Cette lettre donne seulement une description de la « compréhension » de l’impact que l’accord va avoir.

Mais en fait, comme ces commentaires le suggèrent, une telle « compréhension » est en contradiction avec les termes mêmes de l’accord qui aura pour effet de retarder l’introduction d’une compétition générique peu chère, de bloquer les possibilités des pays de délivrer des licences obligatoires pour des produits pharmaceutiques, et même d’interdire le recours aux importations parallèles de produits pharmaceutiques. Au mieux, cette lettre « d’entendement » peut être utilisé pour formuler des interprétations de l’accord, et pour défendre des interprétations pro-santé - mais pas pour passer outre des dispositions spécifiques qui sont clairement délétères pour la santé publique et pour l’objectif de rendre les médicaments accessibles à tous.
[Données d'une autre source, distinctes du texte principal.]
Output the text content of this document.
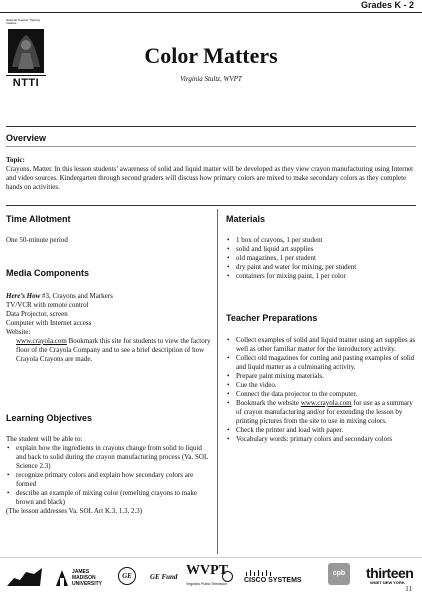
Grades K - 2
National Teacher Training Institute
NTTI
Color Matters
Virginia Stultz, WVPT
Overview

Topic:

Crayons, Matter. In this lesson students’ awareness of solid and liquid matter will be developed as they view crayon manufacturing using Internet and video sources. Kindergarten through second graders will discuss how primary colors are mixed to make secondary colors as they complete hands on activities.

Time Allotment
One 50-minute period
Media Components

Here’s How #3, Crayons and Markers

TV/VCR with remote control

Data Projector, screen

Computer with Internet access

Website:

www.crayola.com Bookmark this site for students to view the factory floor of the Crayola Company and to see a brief description of how Crayola Crayons are made.

Learning Objectives

The student will be able to:

• explain how the ingredients in crayons change from solid to liquid and back to solid during the crayon manufacturing process (Va. SOL Science 2.3)
• recognize primary colors and explain how secondary colors are formed
• describe an example of mixing color (remelting crayons to make brown and black)

(The lesson addresses Va. SOL Art K.3, 1.3, 2.3)

Materials
• 1 box of crayons, 1 per student
• solid and liquid art supplies
• old magazines, 1 per student
• dry paint and water for mixing, per student
• containers for mixing paint, 1 per color
Teacher Preparations
• Collect examples of solid and liquid matter using art supplies as well as other familiar matter for the introductory activity.
• Collect old magazines for cutting and pasting examples of solid and liquid matter as a culminating activity.
• Prepare paint mixing materials.
• Cue the video.
• Connect the data projector to the computer.
• Bookmark the website www.crayola.com for use as a summary of crayon manufacturing and/or for extending the lesson by printing pictures from the site to use in mixing colors.
• Check the printer and load with paper.
• Vocabulary words: primary colors and secondary colors
JAMES MADISON UNIVERSITY
GE	GE Fund WVPT
Virginia's Public Television	CISCO SYSTEMS
cpb	thirteen
WNET NEW YORK
11
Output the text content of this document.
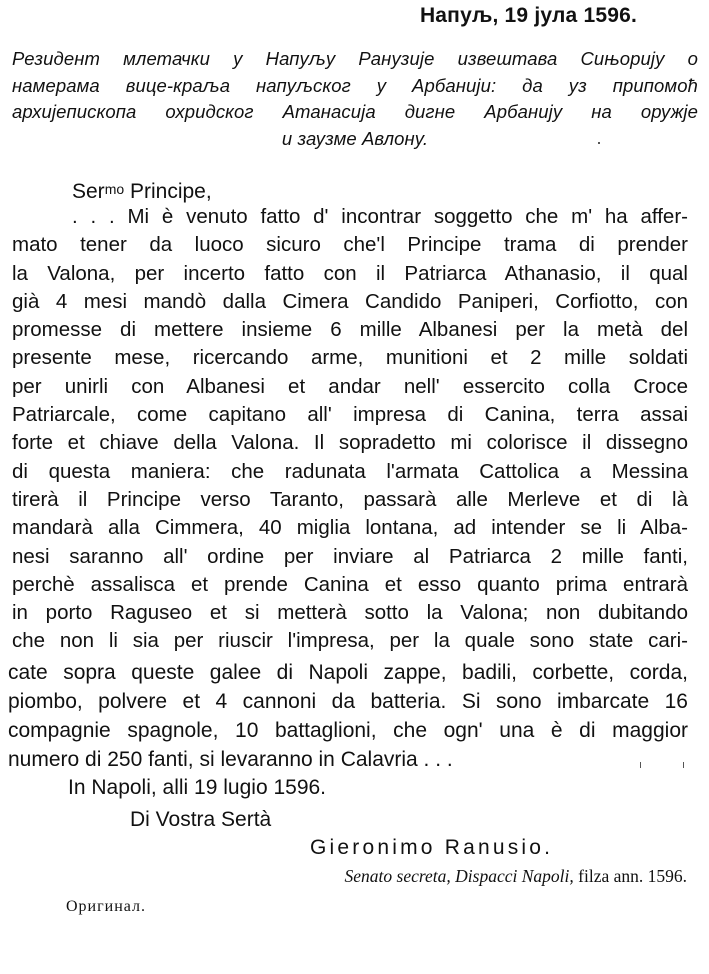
Напуљ, 19 јула 1596.
Резидент млетачки у Напуљу Ранузије извештава Сињорију о
намерама вице-краља напуљског у Арбанији: да уз припомоћ
архијепископа охридског Атанасија дигне Арбанију на оружје
и заузме Авлону.
Ser$^{mo}$ Principe,
. . . Mi è venuto fatto d' incontrar soggetto che m' ha affer-
mato tener da luoco sicuro che'l Principe trama di prender
la Valona, per incerto fatto con il Patriarca Athanasio, il qual
già 4 mesi mandò dalla Cimera Candido Paniperi, Corfiotto, con
promesse di mettere insieme 6 mille Albanesi per la metà del
presente mese, ricercando arme, munitioni et 2 mille soldati
per unirli con Albanesi et andar nell' essercito colla Croce
Patriarcale, come capitano all' impresa di Canina, terra assai
forte et chiave della Valona. Il sopradetto mi colorisce il dissegno
di questa maniera: che radunata l'armata Cattolica a Messina
tirerà il Principe verso Taranto, passarà alle Merleve et di là
mandarà alla Cimmera, 40 miglia lontana, ad intender se li Alba-
nesi saranno all' ordine per inviare al Patriarca 2 mille fanti,
perchè assalisca et prende Canina et esso quanto prima entrarà
in porto Raguseo et si metterà sotto la Valona; non dubitando
che non li sia per riuscir l'impresa, per la quale sono state cari-
cate sopra queste galee di Napoli zappe, badili, corbette, corda,
piombo, polvere et 4 cannoni da batteria. Si sono imbarcate 16
compagnie spagnole, 10 battaglioni, che ogn' una è di maggior
numero di 250 fanti, si levaranno in Calavria . . .
In Napoli, alli 19 lugio 1596.
Di Vostra Sertà
Gieronimo Ranusio.
Senato secreta, Dispacci Napoli, filza ann. 1596.
Оригинал.
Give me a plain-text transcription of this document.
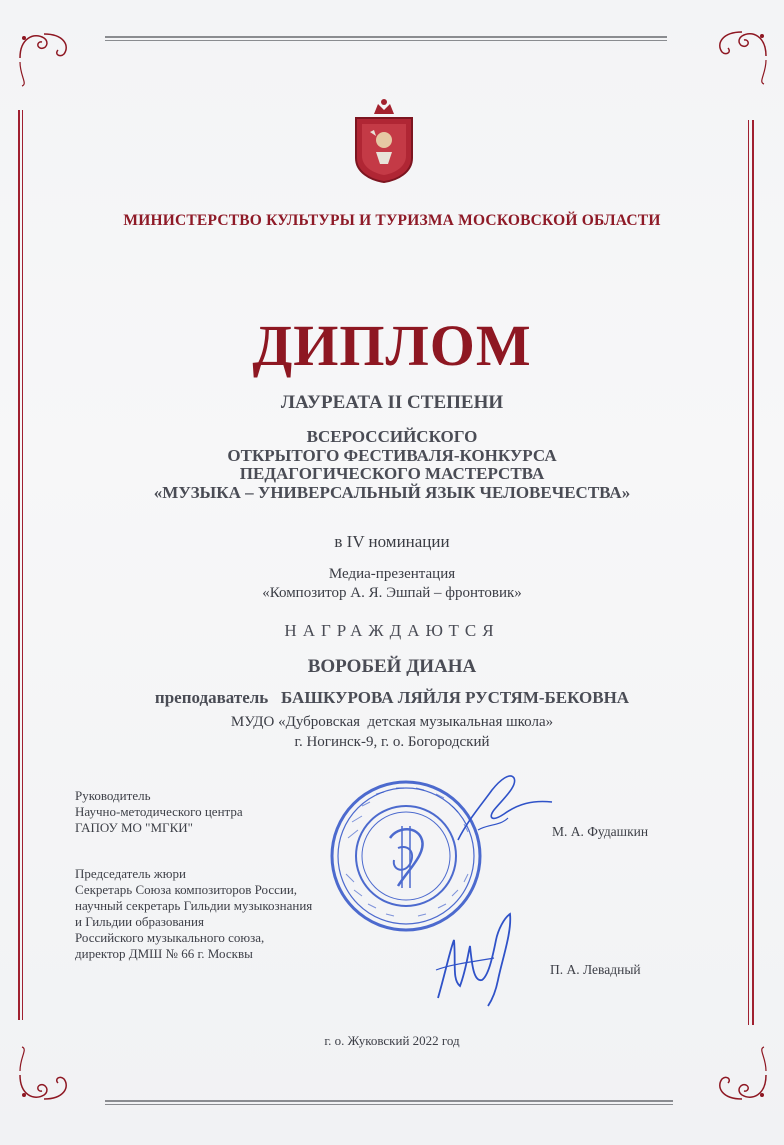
МИНИСТЕРСТВО КУЛЬТУРЫ И ТУРИЗМА МОСКОВСКОЙ ОБЛАСТИ
ДИПЛОМ
ЛАУРЕАТА II СТЕПЕНИ
ВСЕРОССИЙСКОГО
ОТКРЫТОГО ФЕСТИВАЛЯ-КОНКУРСА
ПЕДАГОГИЧЕСКОГО МАСТЕРСТВА
«МУЗЫКА – УНИВЕРСАЛЬНЫЙ ЯЗЫК ЧЕЛОВЕЧЕСТВА»
в IV номинации
Медиа-презентация
«Композитор А. Я. Эшпай – фронтовик»
НАГРАЖДАЮТСЯ
ВОРОБЕЙ ДИАНА
преподаватель БАШКУРОВА ЛЯЙЛЯ РУСТЯМ-БЕКОВНА
МУДО «Дубровская  детская музыкальная школа»
г. Ногинск-9, г. о. Богородский
Руководитель
Научно-методического центра
ГАПОУ МО "МГКИ"	М. А. Фудашкин
Председатель жюри
Секретарь Союза композиторов России,
научный секретарь Гильдии музыкознания
и Гильдии образования
Российского музыкального союза,
директор ДМШ № 66 г. Москвы
П. А. Левадный
г. о. Жуковский 2022 год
Imaginons des approches alternatives qui pourraient avoir un effet plus substantiel. Une première alternative aurait tout simplement pu être de ne pas inclure ces lourdes dispositions en matière de propriété intellectuelle puisque leur objectif est précisément de retarder l’introduction de génériques. Ou encore, le chapitre sur la propriété intellectuelle aurait pu être exclu tout entier, puisque le Maroc comme les Etats-Unis sont membres de l’OMC, et sont tenus de respecter les termes de l’accord ADPIC.

Une seconde alternative aurait pu être d’ajouter au texte de l’accord un paragraphe créant une exception sanitaire claire : « chaque partie peut apporter une exception à n’importe laquelle des dispositions de ce chapitre dès lors qu’en pratique il entre en conflit avec l’objectif supérieur de santé publique qui est de promouvoir l’accès aux médicaments pour tous. » Une telle alternative, ou une variante de ce type, serait reste néfaste - puisque les règles implicites incorporées dans l’accord resteraient les dispositions qui peuvent s’imposer et retarder l’accès aux génériques ou bloquer les importations parallèles - mais au moins cela aurait attesté d’une sincérité à donner aux pays des flexibilités dans le cadre de l’accord pour répondre aux considérations de santé publique.

Le troisième paragraphe de la lettre « d’entendement » établit que, si l’accord ADPIC est amendé, les parties peuvent entrer en consultation pour adapter l’accord convenablement. Ceci renvoie sans doute à un possible amendement de l’accord ADPIC afin d’incorporer la décision de dérogation concernant la mise en œuvre le paragraphe 6 de la déclaration de Doha (qui concerne la possibilité pour les pays d’exporter plus de 50% des produits pharmaceutiques qui sont produit sous licence obligatoire de façon à répondre à des besoin de santé public dans le pays importateur). Parce qu’il n’y a pas de limites aux licences obligatoires dans l’accord de libre échange, une révision de l’interdiction comprise dans l’accord ADPIC d’exporter plus de la moitié de la production des produits pharmaceutiques produit sous licence obligatoire ne devrait pas nécessité de changement dans l’accord de libre échange. Cependant, une licence obligatoire effective nécessiterait des changement dans le schéma de protection des données prévu par l’accord de libre échange (au contraire, les conditions de protection minimale des données prévues par l’accord ADPIC ne demande pas de révision). La volonté des parties de créer des exceptions même limitées de ces dispositions qui permettent les dispositions sur l’exportation du paragraphe 6 de fonctionner sont peu claires.

Conclusion : rejet de l’accord de libre échange

Malheureusement, les dispositions prévues par l’ALE entre le Maroc et les Etats-Unis suivent le modèle de l’accord avec l’Amérique centrale et d’autres accords bilatéraux précédemment conclus.

Contrairement aux impressions trompeuses que donne la lettre « d’entendement », l’accord aura sans aucun doute pour effet de saper l’objectif de santé publique d’assurer l’accès aux médicaments pour tous.

Les représentants du commerce américains ont pour mission d’imposer des dispositions ADPIC+ partout dans le monde à travers la signature d’accord bilatéraux sur le commerce. Les conséquences en seront plus de morts et de souffrance. L’impact se fera d’ailleurs également sentir pour les malades aux Etats-Unis sur les questions de réimportation.
Les termes que posent les Etats-Unis sont dangereux et meurtriers. C’est pourquoi tout les accords qui les comprennent, et notamment l’accord Maroc/Etats-Unis, devraient être refusés.